I opened the door to go back into our room, the fight long bled out of me. It didn’t do any good to argue with Sarah. Her feelings were her feelings, and since she and Oz had been the only living True Companion couple in Genesis, no one could really understand what they were going through. If she wanted to blame me, if that made it better, I could play the whipping boy a little longer.
The thing that made it extra hard was that it also meant not talking to Oz. Last year, that wouldn’t have been cause for complaint but now, with so much going on and so many people in my life affected by my bad decisions, I needed someone to talk to.
If I didn’t have Sarah, he was the only one left.
I cast a glance at her side of the room, decked out in blues, and found her under the covers and rolled toward the wall. Pretending to sleep, probably, since her breaths came too shallow—she might have still been crying.
Yumi, the girl who joined our room after Analeigh was banished, sat cross-legged on her bed. She’d been the only one in our year with a single and had never liked it—she’d requested the move as soon as Analeigh left, and no one had cared that neither Sarah nor I wanted to replace her.

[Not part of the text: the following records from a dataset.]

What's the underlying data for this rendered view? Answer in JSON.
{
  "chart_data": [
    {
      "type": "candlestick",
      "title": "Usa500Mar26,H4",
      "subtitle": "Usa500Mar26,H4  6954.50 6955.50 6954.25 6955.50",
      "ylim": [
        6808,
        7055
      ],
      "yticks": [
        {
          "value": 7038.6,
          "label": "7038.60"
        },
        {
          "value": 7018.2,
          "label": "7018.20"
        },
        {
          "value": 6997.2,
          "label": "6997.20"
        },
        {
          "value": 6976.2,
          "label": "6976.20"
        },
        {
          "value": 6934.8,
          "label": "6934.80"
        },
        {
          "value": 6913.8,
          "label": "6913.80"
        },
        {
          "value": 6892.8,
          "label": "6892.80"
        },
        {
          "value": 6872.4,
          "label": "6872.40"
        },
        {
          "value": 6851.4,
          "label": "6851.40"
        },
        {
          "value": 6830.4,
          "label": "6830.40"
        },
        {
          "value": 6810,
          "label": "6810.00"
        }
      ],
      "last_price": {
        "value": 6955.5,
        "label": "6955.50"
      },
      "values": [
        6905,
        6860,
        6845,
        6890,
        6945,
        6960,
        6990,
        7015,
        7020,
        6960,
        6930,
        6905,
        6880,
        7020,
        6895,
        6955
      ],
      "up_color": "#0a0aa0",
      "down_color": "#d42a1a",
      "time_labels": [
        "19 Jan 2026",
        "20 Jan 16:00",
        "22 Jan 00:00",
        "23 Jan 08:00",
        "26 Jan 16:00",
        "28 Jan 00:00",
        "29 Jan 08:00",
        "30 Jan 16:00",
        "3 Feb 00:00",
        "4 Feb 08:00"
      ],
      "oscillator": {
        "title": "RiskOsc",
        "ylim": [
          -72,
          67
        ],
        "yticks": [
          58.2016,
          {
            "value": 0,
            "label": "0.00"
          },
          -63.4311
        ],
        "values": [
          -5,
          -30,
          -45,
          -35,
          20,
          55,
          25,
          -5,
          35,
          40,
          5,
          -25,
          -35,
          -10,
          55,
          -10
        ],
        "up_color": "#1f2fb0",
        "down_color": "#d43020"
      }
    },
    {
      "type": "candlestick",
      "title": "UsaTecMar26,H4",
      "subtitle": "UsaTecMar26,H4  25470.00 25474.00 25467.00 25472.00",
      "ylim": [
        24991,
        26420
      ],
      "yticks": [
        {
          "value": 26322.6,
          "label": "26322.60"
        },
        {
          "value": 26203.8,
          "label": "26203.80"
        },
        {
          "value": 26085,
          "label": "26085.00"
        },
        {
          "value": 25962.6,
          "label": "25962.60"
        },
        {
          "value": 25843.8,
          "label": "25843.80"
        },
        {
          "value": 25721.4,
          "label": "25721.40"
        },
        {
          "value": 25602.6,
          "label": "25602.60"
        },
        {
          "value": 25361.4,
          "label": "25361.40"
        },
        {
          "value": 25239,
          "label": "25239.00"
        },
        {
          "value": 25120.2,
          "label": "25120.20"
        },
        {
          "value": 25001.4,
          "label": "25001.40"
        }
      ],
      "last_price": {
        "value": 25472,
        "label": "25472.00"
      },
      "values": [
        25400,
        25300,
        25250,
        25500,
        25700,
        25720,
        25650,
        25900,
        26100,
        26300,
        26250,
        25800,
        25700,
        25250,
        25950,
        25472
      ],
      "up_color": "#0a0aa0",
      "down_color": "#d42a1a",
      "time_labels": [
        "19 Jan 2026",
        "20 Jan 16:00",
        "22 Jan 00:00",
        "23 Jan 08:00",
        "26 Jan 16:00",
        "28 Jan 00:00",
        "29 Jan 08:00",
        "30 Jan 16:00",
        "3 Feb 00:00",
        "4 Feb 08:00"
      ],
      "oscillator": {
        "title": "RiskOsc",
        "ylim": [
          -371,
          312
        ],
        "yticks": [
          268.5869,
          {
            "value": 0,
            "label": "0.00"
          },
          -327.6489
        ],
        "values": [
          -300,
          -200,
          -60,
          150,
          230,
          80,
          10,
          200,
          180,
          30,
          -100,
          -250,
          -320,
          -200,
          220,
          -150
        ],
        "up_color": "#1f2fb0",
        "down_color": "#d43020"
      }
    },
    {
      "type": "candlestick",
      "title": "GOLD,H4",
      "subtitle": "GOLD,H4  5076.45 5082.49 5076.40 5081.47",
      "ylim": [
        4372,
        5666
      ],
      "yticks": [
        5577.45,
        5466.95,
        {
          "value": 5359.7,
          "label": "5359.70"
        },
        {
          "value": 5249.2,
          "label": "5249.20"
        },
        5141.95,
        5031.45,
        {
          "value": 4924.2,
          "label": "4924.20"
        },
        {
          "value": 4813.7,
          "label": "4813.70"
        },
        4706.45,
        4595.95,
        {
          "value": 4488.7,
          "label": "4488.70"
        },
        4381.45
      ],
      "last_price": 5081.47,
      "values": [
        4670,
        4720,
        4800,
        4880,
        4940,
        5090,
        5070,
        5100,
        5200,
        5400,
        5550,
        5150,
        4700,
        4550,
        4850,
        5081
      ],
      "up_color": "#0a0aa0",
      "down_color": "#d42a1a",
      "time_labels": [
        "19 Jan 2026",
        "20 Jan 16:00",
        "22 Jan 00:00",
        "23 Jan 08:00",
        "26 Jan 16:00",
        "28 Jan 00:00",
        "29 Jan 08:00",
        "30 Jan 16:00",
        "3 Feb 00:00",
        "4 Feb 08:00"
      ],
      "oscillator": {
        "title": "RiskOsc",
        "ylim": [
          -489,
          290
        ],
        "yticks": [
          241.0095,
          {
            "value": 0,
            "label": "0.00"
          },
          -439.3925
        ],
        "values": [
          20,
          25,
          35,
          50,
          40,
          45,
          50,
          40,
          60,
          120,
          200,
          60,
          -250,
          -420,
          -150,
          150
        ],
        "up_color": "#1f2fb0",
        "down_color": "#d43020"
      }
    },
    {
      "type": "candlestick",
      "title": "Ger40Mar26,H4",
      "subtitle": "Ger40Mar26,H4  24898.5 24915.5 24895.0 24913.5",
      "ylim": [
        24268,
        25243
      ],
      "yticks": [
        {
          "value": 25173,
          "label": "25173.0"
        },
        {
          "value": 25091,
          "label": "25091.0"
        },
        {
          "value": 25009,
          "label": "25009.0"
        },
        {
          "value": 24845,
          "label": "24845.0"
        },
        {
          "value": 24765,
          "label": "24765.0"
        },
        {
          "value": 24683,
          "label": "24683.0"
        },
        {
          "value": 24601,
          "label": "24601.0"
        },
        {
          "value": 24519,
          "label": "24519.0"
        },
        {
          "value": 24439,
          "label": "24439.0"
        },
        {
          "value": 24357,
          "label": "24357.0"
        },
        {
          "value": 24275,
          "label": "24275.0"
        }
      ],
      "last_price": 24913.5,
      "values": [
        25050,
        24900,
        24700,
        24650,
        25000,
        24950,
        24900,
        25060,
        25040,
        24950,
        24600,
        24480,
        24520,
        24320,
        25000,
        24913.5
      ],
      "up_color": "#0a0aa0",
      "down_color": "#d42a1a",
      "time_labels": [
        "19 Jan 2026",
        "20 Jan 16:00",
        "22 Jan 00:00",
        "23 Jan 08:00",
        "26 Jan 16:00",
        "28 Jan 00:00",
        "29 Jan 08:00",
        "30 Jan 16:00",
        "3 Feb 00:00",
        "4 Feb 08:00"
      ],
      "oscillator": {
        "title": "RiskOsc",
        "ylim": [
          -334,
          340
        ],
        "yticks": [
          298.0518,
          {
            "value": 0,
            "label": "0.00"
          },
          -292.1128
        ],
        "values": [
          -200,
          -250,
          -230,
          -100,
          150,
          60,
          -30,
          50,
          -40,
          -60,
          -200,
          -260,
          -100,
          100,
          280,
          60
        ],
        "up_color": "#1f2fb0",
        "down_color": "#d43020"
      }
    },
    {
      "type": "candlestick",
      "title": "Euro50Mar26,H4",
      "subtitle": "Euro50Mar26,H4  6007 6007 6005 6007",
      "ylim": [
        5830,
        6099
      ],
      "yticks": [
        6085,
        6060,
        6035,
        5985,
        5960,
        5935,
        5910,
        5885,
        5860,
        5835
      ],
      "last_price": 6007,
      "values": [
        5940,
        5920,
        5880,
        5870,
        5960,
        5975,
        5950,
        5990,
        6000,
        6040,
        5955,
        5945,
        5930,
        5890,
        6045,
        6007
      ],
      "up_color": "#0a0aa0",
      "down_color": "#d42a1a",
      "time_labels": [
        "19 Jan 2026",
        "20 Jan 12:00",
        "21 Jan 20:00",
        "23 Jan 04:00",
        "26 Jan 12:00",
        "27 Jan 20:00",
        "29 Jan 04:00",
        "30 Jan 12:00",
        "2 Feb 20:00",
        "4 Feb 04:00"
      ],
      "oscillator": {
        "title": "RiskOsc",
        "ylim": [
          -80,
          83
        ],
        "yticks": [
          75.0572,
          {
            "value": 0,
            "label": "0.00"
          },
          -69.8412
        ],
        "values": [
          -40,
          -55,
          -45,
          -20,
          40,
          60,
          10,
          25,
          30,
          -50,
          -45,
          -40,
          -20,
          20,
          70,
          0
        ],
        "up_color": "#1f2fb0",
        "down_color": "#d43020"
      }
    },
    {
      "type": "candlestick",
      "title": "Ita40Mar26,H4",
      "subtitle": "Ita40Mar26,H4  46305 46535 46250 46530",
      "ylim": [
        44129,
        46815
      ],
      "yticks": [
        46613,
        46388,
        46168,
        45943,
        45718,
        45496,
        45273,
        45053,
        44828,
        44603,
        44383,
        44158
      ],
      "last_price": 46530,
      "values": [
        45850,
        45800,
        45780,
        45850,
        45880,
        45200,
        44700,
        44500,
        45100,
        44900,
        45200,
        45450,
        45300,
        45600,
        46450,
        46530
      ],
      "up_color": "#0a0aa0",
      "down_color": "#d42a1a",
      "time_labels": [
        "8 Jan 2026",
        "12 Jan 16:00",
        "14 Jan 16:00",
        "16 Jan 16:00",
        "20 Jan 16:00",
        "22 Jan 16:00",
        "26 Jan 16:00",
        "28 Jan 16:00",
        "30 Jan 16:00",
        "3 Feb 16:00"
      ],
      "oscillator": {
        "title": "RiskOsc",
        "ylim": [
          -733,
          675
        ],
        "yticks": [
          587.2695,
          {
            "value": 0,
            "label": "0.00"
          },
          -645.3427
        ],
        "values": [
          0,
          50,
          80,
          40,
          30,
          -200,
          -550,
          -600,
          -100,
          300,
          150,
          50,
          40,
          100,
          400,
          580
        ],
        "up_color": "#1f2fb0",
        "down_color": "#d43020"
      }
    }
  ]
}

We’d gotten used to her pink blankets and the self-painted mural smeared on the wall above her bed, though her desk was messy enough to earn remarks from Sarah on a regular basis.
I frowned then, thinking that I hadn’t heard her come in, as she raised her thin, dark eyebrows my direction. I shrugged in response to her silent question about Sarah, not wanting to talk about it. Yumi and I had never been close. In fact, even after living together for going on four months, I hardly knew anything about her.
That’s weird, I thought as I changed into my purple sleep shorts and long-sleeved shirt, then crawled under the covers. Every last thing about Analeigh and Oz and Sarah and their families is burned into my brain. Even Jessica, the girl in our class I like the least, has a prestigious ancestral line I can recite from memory.
Once the lights were out, my thoughts turned from our third roommate
and landed where they did most nights when everything else went quiet and dark—on Caesarion. My own True Companion, and the hole in my chest that I suspected would never fill.
I didn’t suffer the way I had right after he died, when the long hours alone had been filled with tears and regret. There had been so much loss all at once, though—my parents, Analeigh, Caesarion—that it was hard to pull my response to them apart, even now.
What I thought about more often than the grief was his advice to always remember that my people and my responsibilities had to come first. That honor and duty meant more than my love for any one person and even though I had felt the truth of his words in my core, putting the sentiment into practice came hard.
I had lost him; my sweet, understanding, honest love. He would have known what advice to give. He was a leader. He had people.
I was a girl who expected to be a part of the solution, not to discover it. To be one of many, not at the head of some sort of subversive movement to prove the Elders were not who they led us to believe. Genesis didn’t work like that. We all worked together toward a common goal: the survival of the human species.
Yumi’s eyes met mine, and in them I sensed the same confusion that had overcome me in the bathroom. She often seemed out of place, even in a school surrounded by the same people she’d known all of her life. She had no close friends, even after all this time, though I had noticed her and Levi spending quite a bit of time together recently.
I rolled over, missing Analeigh and Caesarion with a fierceness that burned. Without them, all of this nonsense weighed me down so tight that moving a muscle felt like shifting a thousand-ton boulder.
There was still Oz. I snuck a glance toward Sarah, who really had fallen asleep. My heart ached at the strain between us. It was past time for us to stop wasting days fighting with each other and start fighting the Elders. To fight for something, once we figured out what that battle looked like.